I could sure use a weekend with real walls (and being able to stand indoors would be a huge win)! If anyone wants to trade for the "full van experience," please let me know how to get in touch with you!

Jeff


3 people like this
Posted by DC
a resident of North Whisman
on Mar 12, 2016 at 6:35 pm

Why is Hillary in town again..... The area is friendly to support her cause.


8 people like this
Posted by Logos
a resident of Old Mountain View
on Mar 13, 2016 at 11:52 pm

@Fish I think the Bible verse you need to refer to is Matthew 25:31-46 --'I was a stranger and you did not invite me in, I needed clothes and you did not clothe me, I was sick and in prison and you did not look after me.’

Or, to paraphrase Otto from "A Fish Called Wanda:"
The primary tenet of Christianity isn't Every Man for Himself.


15 people like this
Posted by Fish
a resident of Rex Manor
on Mar 14, 2016 at 9:46 am

Well for the record I wasn't quoting a Bible verse, mine is a Chinese proverb. Regardless, i did not say not to help people. I feel it's harmful to encourage people to stay where they cannot afford.


6 people like this
Posted by @Rex Manor
a resident of another community
on Mar 14, 2016 at 2:10 pm

"I feel it's harmful to encourage people to stay where they cannot afford."

Once again: It's people like you, who are driving up rents and real estate prices, that are making this are unaffordable.

But I guess that doesn't matter to you.


16 people like this
Posted by Moved But Still Care
a resident of Rengstorff Park
on Mar 14, 2016 at 2:40 pm

I moved out of Mountain View, and out of California, about 6 months ago for various reasons, but one large factor was the continual decline of quality of life in MV. I lived there for 16 years and in the beginning it was such a nice community and well balanced.
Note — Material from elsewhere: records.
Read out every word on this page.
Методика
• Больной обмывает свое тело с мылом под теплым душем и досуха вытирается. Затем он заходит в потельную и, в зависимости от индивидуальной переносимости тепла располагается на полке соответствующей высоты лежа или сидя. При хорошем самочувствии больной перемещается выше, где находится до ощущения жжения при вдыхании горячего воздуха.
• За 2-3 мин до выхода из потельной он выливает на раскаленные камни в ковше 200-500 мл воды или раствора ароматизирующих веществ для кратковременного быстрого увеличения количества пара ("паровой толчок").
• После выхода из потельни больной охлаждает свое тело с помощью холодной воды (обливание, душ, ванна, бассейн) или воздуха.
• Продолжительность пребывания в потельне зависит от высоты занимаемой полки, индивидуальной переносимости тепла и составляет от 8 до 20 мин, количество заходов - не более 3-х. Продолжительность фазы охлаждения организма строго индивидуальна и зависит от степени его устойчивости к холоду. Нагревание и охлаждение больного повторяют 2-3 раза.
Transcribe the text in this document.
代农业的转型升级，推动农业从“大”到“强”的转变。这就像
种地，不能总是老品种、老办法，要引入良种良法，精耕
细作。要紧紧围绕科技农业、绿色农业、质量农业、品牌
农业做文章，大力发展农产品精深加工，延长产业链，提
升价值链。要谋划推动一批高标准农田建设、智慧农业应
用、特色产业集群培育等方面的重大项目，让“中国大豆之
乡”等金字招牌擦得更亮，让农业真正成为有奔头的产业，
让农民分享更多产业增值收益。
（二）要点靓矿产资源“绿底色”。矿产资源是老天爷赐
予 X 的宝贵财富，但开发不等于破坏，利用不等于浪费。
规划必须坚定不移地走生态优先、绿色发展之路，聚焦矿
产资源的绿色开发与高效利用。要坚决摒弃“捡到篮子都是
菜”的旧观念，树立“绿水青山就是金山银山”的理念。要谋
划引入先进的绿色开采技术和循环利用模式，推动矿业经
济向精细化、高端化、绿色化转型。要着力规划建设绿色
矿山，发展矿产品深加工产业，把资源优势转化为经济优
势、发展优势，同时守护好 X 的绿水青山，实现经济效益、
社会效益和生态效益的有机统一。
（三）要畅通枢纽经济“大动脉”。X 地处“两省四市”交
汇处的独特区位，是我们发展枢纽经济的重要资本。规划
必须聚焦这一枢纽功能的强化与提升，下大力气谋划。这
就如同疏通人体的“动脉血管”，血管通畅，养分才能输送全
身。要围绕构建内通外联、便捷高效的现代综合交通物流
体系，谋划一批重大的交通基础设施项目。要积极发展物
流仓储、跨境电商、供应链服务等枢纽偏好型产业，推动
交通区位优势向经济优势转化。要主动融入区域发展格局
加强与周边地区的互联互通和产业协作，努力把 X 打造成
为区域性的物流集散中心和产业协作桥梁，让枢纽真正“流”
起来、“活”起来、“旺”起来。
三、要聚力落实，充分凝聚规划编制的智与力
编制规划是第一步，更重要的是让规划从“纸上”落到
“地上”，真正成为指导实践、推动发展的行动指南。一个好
We valued and respected each other. Residents understood and valued how our different roles in the community are interdependent upon each other in making a town worth living in: old, young, rich, poor, middle income, white collar, blue collar, diversity. It was inclusive and caring. We helped each other. This is what community means - helping insure no member becomes an island and cast out due to misfortune or change in circumstances. Today all I see is a town that has become elite and dangerously exclusive - it's quickly becoming, or has already become a sterile ivory tower - I hope those who feel living in Mountain View is only the right of those at certain income level never come across misfortune - this town is unforgiving with a short memory.


16 people like this
Posted by mvresident2003
a resident of Monta Loma
on Mar 14, 2016 at 9:16 pm

mvresident2003 is a registered user.

@ @RexManor, no....no, I have to say it really doesn't. I worked very hard to get where I am, it wasn't given to me and I didn't expect it. I worked hard, I went without for many many years, I went back to school when I really didn't want to. Took on some debt doing that too btw.

So I won't apologize for where I am. I earned it. I feel good about it. I think people who are given everything, who are made to feel entitled, feel like everyone owes THEM, are cheated out of the pride and self worth I have.

But this is where we are coming from very different view points isn't it.


3 people like this
Posted by @Rex Manor
a resident of another community
on Mar 15, 2016 at 1:00 am

[Post removed due to disrespectful comment/personal attack]


Sorry, but further commenting on this topic has been closed.